The capability of music to generate moments of calm, reflection and serenity can be deeply profound. Commissioned for Southbank Sinfonia, as part of the Nonclassical Associate Composer Scheme in 2021, Yfat Soul Zisso’s Breathless is a meditative work, based around notions of self-awareness and the need to pause every now and again to check our breathing and to re-centre ourselves. Human need for contemplation and calm arises throughout this Rush Hour programme as a recurrent consideration explored by all the featured composers.
Indeed, echoes of such yearning can certainly be heard in the work of Grace Williams, former pupil of Vaughan Williams, whilst at the Royal College of Music. Composed in London in 1944, her suite for string orchestra, Sea Sketches is a deeply evocative work that depicts various characteristics of the sea in every movement. It is thought to have been inspired by her memories of growing up in Wales by the sea and her feeling of belonging.

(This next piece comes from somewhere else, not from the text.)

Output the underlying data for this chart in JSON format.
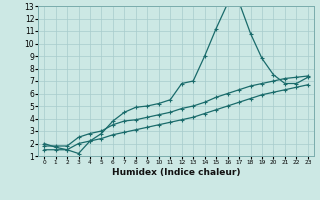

Premiered just the year before in June 1943 at The Royal Albert Hall, Vaughan Williams’ Symphony No 5 sees the composer return to a gentler, more serene style of composition. In contrast to the stormy dissonance of his previous symphony, he explores a radiant tonal palette with a sound far more like that of his nostalgic Pastoral Symphony, offering audiences a gift of emotional musical reflection.